Well after many questions and some advice from Larry M from this site i decided to post a few pics of my progress with my floor.

12mm blackbutt overlay flooring on an existing slab that had tiles on it with a 20mm mortar base i had to remove using a rotary hammer drill and a blade chisel.

Next was hirimg a Terazzo machine using the coarse stones was cheaper than using a concrete grinder and a much smoother finish.
I had to remove the excess mortar and crap off the surface of the slab to smoooth it down, worked very wewll but lots of dust which i vacuumed all the time.

Once that was done went and bought Selleys vbs slab sealer, started brushing around the edges and walls then poured amounts on the floor and rolled it on, have to work fast becasue its sets fairly quickly and wont spread after that.
I used 3 cans for 60sqm, one of them didnt cover much area it started to go hard after 10 minutes it was so hot it was steaming, but i managed to get good cover everywhere.

You can see where it was soaking into the concrete so i applied a bit more to cover it.
The next day i came home and it was all dry and sealer was hard as a rock, it was like a plastic film had be laid on it, so it seals the slab well from what i see.

Next was bringing timbert to the room sorting out the pieces laying a long row on the floor, once in was done we pushed the timber to the side installed the blocks for expansion gaps to the walls. Started trowlling the glue down, realise dlater we were using too much glue so we started using the trowwel properly the way they recommend. Let me tell you that glue is bloody strong even a little bit is enough to stick a pice of timber to concrete.

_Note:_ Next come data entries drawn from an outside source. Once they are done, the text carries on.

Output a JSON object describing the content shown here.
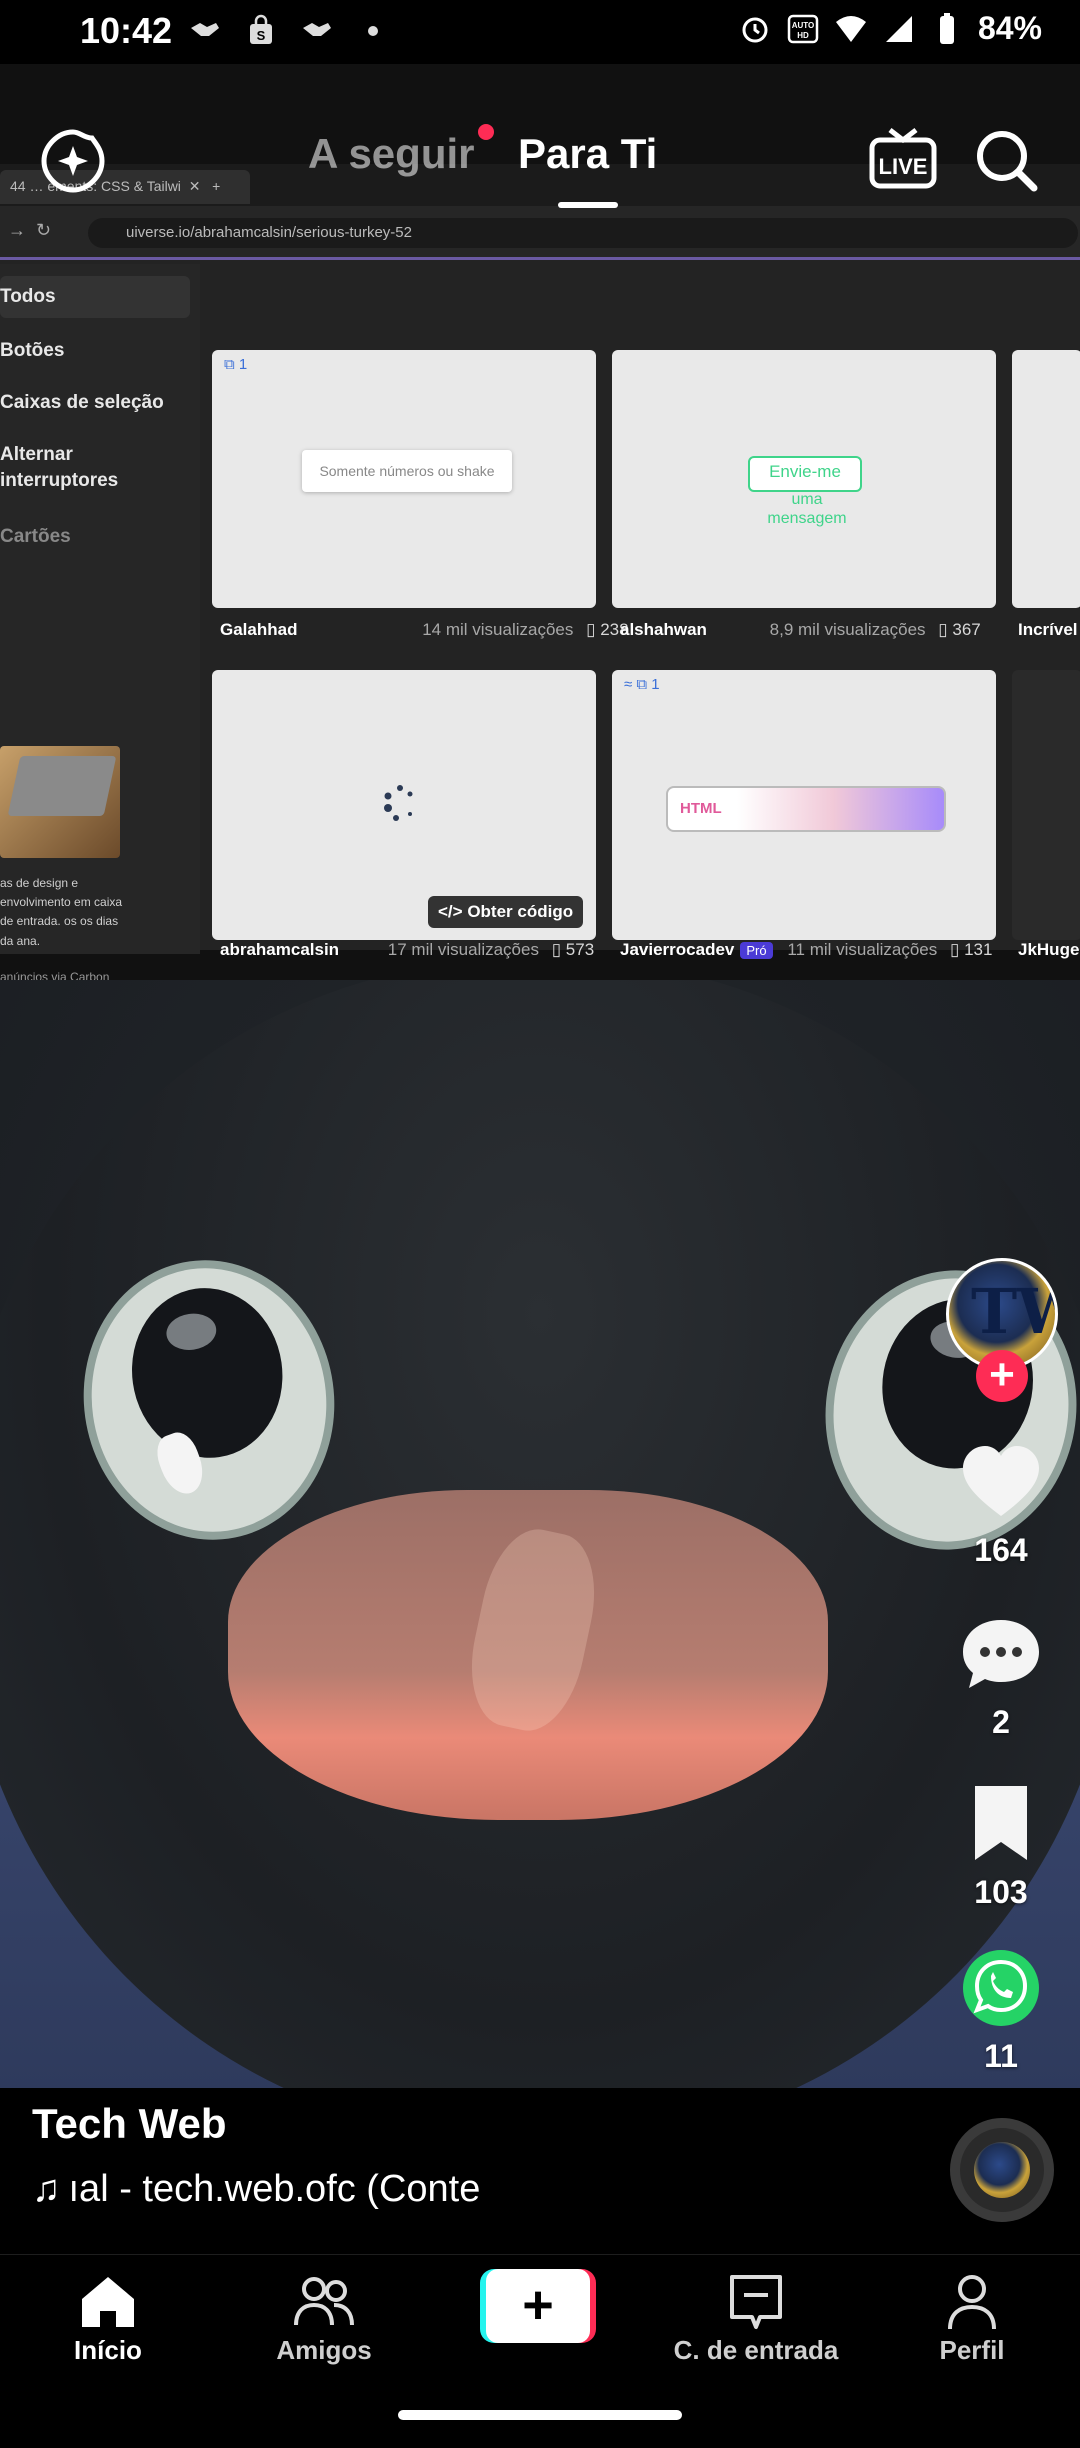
{
  "status_bar": {
    "time": "10:42",
    "battery": "84%",
    "notification_icons": [
      "handshake-icon",
      "shopping-bag-icon",
      "handshake-icon",
      "dot-icon"
    ],
    "system_icons": [
      "alarm-icon",
      "volte-icon",
      "wifi-icon",
      "signal-icon",
      "battery-icon"
    ]
  },
  "top_nav": {
    "following_label": "A seguir",
    "for_you_label": "Para Ti",
    "live_label": "LIVE"
  },
  "recording": {
    "tab_title": "44 … ements: CSS & Tailwi",
    "url": "uiverse.io/abrahamcalsin/serious-turkey-52",
    "sidebar": [
      "Todos",
      "Botões",
      "Caixas de seleção",
      "Alternar interruptores",
      "Cartões"
    ],
    "ad_text": "as de design e envolvimento em caixa de entrada. os os dias da ana.",
    "ad_footer": "anúncios via Carbon",
    "cards": [
      {
        "author": "Galahhad",
        "views": "14 mil visualizações",
        "saves": "238",
        "demo": "Somente números ou shake",
        "badge": "1"
      },
      {
        "author": "alshahwan",
        "views": "8,9 mil visualizações",
        "saves": "367",
        "demo_line1": "Envie-me",
        "demo_line2": "uma mensagem"
      },
      {
        "author": "Incrível",
        "views": "",
        "saves": ""
      },
      {
        "author": "abrahamcalsin",
        "views": "17 mil visualizações",
        "saves": "573",
        "button": "Obter código"
      },
      {
        "author": "Javierrocadev",
        "pro": "Pró",
        "views": "11 mil visualizações",
        "saves": "131",
        "demo": "HTML",
        "badge": "1"
      },
      {
        "author": "JkHuge",
        "views": "",
        "saves": ""
      }
    ]
  },
  "actions": {
    "likes": "164",
    "comments": "2",
    "saves": "103",
    "shares": "11"
  },
  "caption": {
    "username": "Tech Web",
    "music": "ıal - tech.web.ofc (Conte"
  },
  "bottom_nav": {
    "home": "Início",
    "friends": "Amigos",
    "inbox": "C. de entrada",
    "profile": "Perfil"
  }
}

I used Larrys advice on clamping and pinning the last row of board to the slab and tightening the gaps with his wedge method,once the last row was pinned in place remove wedges and blocks and continue laying the next ten rows of flooring. removed the pins the next day. as shown in the pics.

Youll notice when we got closer to the walls we wedged a piece of timber to the walland hit it slowly against the flooring to tighten the gaps the go along and pin them down wih concrete nails, it was much easier this way than using the wedge method.

Hope this info is useful to otheres who want similar info on this topic.